Results and Discussion
ET₀ values were calculated using the Penman group models (P, PK, and AP) for the selected stations and compared with the standard method. The results showed that, for all studied stations, all Penman group models overestimated ET₀ compared to the standard method. The highest agreement was observed for the P model (Penman, 1963), with agreement coefficients of 0.95, 0.98, 0.98, 0.99, 0.97, 1.00, and 0.97, respectively, for Ardabil, Aligoudarz, Bijar, Torbat-e Jam, Rafsanjan, Zabol, and Manjil. The lowest agreement belonged to the PK model (Penman-Kimberly, 1972), with agreement coefficients of 0.91, 0.88, 0.90, 0.90, 0.88, 0.89, and 0.85 for the same stations. Therefore, the P model was selected as the best-performing model for all stations and was calibrated by adjusting the wind function coefficients (Fw) through the error minimization method (least squares). After calibration, the ET₀ values estimated by the adjusted Penman model (Adjusted-P) became closer to those estimated by the standard method. The model efficiency (EF) also improved after calibration, reaching values of 0.99, 0.98, 0.99, 1.00, 1.00, 0.99, and 1.00 for Ardabil, Aligoudarz, Bijar, Torbat-e Jam, Rafsanjan, Zabol, and Manjil, respectively. The relationship between average wind speed and the average contribution of energy balance and aerodynamic components at the daily scale was also plotted for the studied stations. Results indicated that, for all stations, as wind speed increased, the contribution of the aerodynamic component clearly and significantly increased. Subsequently, the contributions of the aerodynamic and energy balance components were calculated for the calibrated Penman model. The contribution of the aerodynamic component was found to be considerable across all stations, particularly pronounced at Zabol station, which has the highest average wind speed. Therefore, the role of this component—which reflects airflow and wind speed—in determining ET₀ values cannot be ignored. Consequently, using simplified alternative models for ET₀ estimation that do not account for wind speed, such as radiation-based or temperature-based models, should be accompanied by appropriate calibration and adjustment of their coefficients to ensure accuracy in windy regions.
Conclusion
The results indicate that as the average wind speed increases, the contribution of the aerodynamic component rises across all investigated stations.
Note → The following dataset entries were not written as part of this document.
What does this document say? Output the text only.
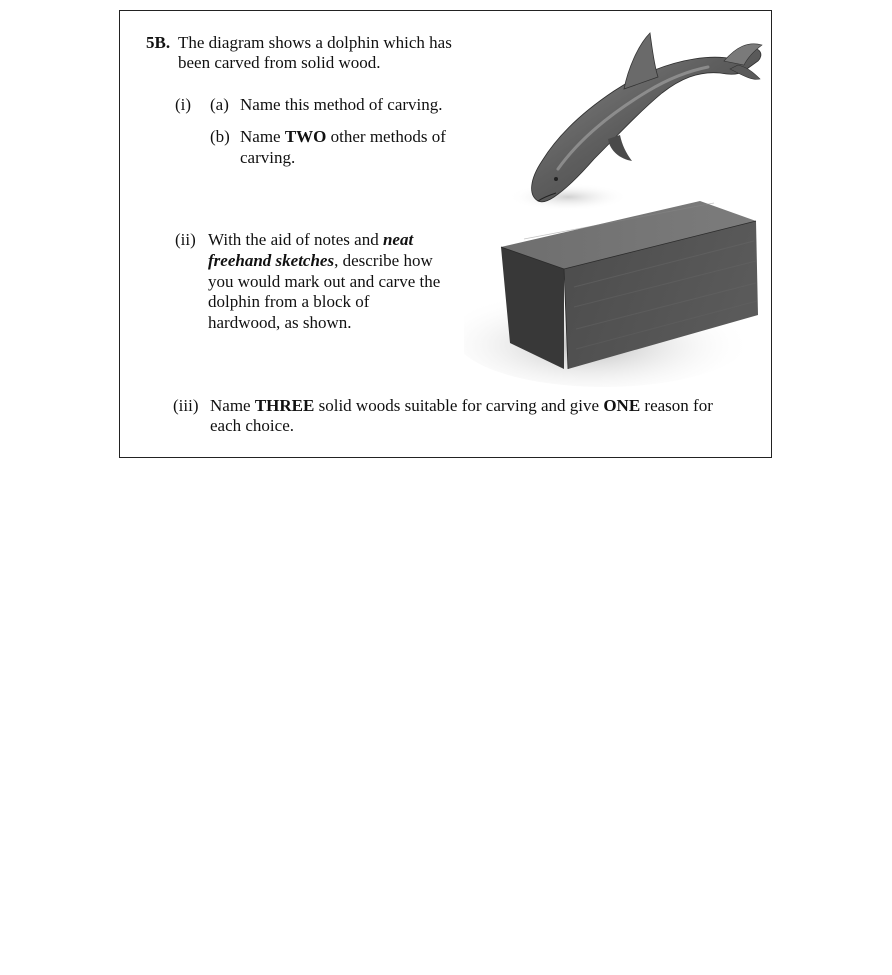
5B. The diagram shows a dolphin which has
been carved from solid wood.
(i) (a) Name this method of carving.
(b) Name TWO other methods of
carving.
(ii) With the aid of notes and neat
freehand sketches, describe how
you would mark out and carve the
dolphin from a block of
hardwood, as shown.
(iii) Name THREE solid woods suitable for carving and give ONE reason for
each choice.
Overall, the contribution of the aerodynamic component is considerable compared to that of the energy balance component at all studied stations, with this effect being particularly pronounced at Zabol station, which has the highest average wind speed. Therefore, given the significant influence of airflow and wind speed on the magnitude of ET₀ in windy regions, implementing measures such as installing natural or artificial windbreaks in these areas could substantially contribute to reducing ET₀ and, consequently, improving water resource management. However, the effectiveness and practical implementation of such measures require further extensive investigation.